Narrowly averted rail strike another sign of US economic recession

Narrowly averted rail strike another sign of US economic recession

US President Joe Biden announced on Thursday morning (US time) that a tentative deal had been struck to avert a national rail strike that could have brought devastating chaos to the country’s supply chains amid already-high inflation.

However, the intensified social and economic unrest could be seen as another sign that the US economy is hurtling toward a recession.

The reason why the Biden administration pushed so hard for the tentative deal was that the strike’s consequences would be too much for the economy to bear.

If a deal hadn’t been reached by the deadline, about 125,000 railway workers would have gone on strike starting Friday, which would have been the largest of its kind since 1992. According to US media reports, the rail work stoppage would have halted nearly one-third of the country’s cargo shipments, exacerbating supply shortage of raw materials and products and leading to widespread stoppages in the manufacturing sector. And this would have been another disastrous blow for US supply chains that have already encountered various difficulties in recent years.

The risks lingering over the US supply chains also make the Biden administration’s supply chain strategy look laughable. Over the past two years, with the excuse of building the so-called resilient, diverse, and secure supply chains, the Biden administration has been aggressive in roping in allies to build global supply chains that try hard to exclude China on the basis of “shared values.”

In May, Biden announced the launch of the Indo-Pacific Economic Framework (IPEF), which is one of the most typical manifestations of Washington’s attempt to create a small circle of supply chains and industrial chains in the Asia-Pacific region that is “decoupled” from China.

Yet, as the fragility of the US supply chains has been exposed time and again by such incidents as shortages of infant formula and the narrowly averted rail strike, Washington’s geopolitical game looks increasingly farcical.

Indeed, the US economy is already in tatters, with all the problems intertwined like a ball of string.
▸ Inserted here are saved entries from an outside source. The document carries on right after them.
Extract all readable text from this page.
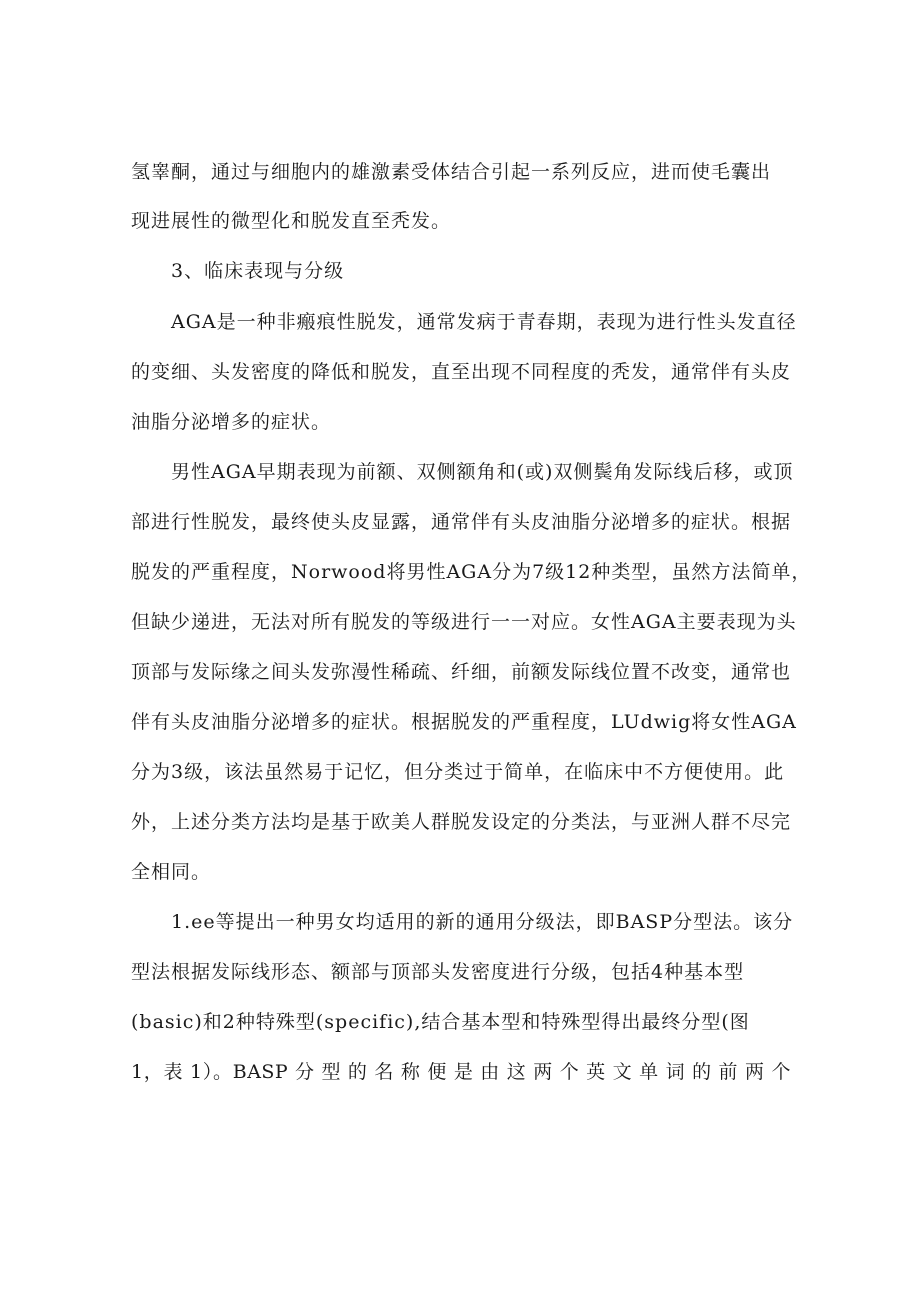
氢睾酮，通过与细胞内的雄激素受体结合引起一系列反应，进而使毛囊出
现进展性的微型化和脱发直至秃发。
3、临床表现与分级
AGA是一种非瘢痕性脱发，通常发病于青春期，表现为进行性头发直径
的变细、头发密度的降低和脱发，直至出现不同程度的秃发，通常伴有头皮
油脂分泌增多的症状。
男性AGA早期表现为前额、双侧额角和(或)双侧鬓角发际线后移，或顶
部进行性脱发，最终使头皮显露，通常伴有头皮油脂分泌增多的症状。根据
脱发的严重程度，Norwood将男性AGA分为7级12种类型，虽然方法简单，
但缺少递进，无法对所有脱发的等级进行一一对应。女性AGA主要表现为头
顶部与发际缘之间头发弥漫性稀疏、纤细，前额发际线位置不改变，通常也
伴有头皮油脂分泌增多的症状。根据脱发的严重程度，LUdwig将女性AGA
分为3级，该法虽然易于记忆，但分类过于简单，在临床中不方便使用。此
外，上述分类方法均是基于欧美人群脱发设定的分类法，与亚洲人群不尽完
全相同。
1.ee等提出一种男女均适用的新的通用分级法，即BASP分型法。该分
型法根据发际线形态、额部与顶部头发密度进行分级，包括4种基本型
(basic)和2种特殊型(specific),结合基本型和特殊型得出最终分型(图
1，表 1）。BASP 分 型 的 名 称 便 是 由 这 两 个 英 文 单 词 的 前 两 个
Inflation that hit a four-decade high in June unexpectedly rose in August, partly contributing to discontent among railway workers.

While the rail strike seems to have been averted this time, the US economy will continue to be plagued by inflation. No one knows what inflation-induced problems will await the country next time. The Biden administration’s economic incompetence in taming inflation could already be enough to ruin the Democratic Party in the upcoming midterm elections.

Fundamentally speaking, it is not the first time the US supply chains have been exposed to certain danger, which is actually a reflection of the problems in the US economy. The heavily politicized economic policy is far from addressing domestic economic woes. With mounting signs that the US economy is heading for a recession, social unrest such as strike is bound to intensify, which, to a certain extent, could also light the fuse on a vicious economic cycle.

With the US economic strength in decline, unilateralism is no longer working. The US-dominated systems, like the financial system and the trading system, are now facing serious challenges of fragmentation. For example, the US Federal Reserve’s aggressive policy of raising interest rates amid high inflation seems to have made the dollar the strongest currency against others at the moment. But an undeniable fact is that never in the past few decades have so many countries tried to replace other currencies alternative to the dollar in settlement of energy trade. And the root reason lies in the continuous decline of the US’ own economic strength and the US’ misguided approach of economic “decoupling” in the global supply chains.

There is historical precedent of the collapse of the global financial system as a result of the fall of a dominant power, which may be the greatest danger the world needs to keep vigilant at present.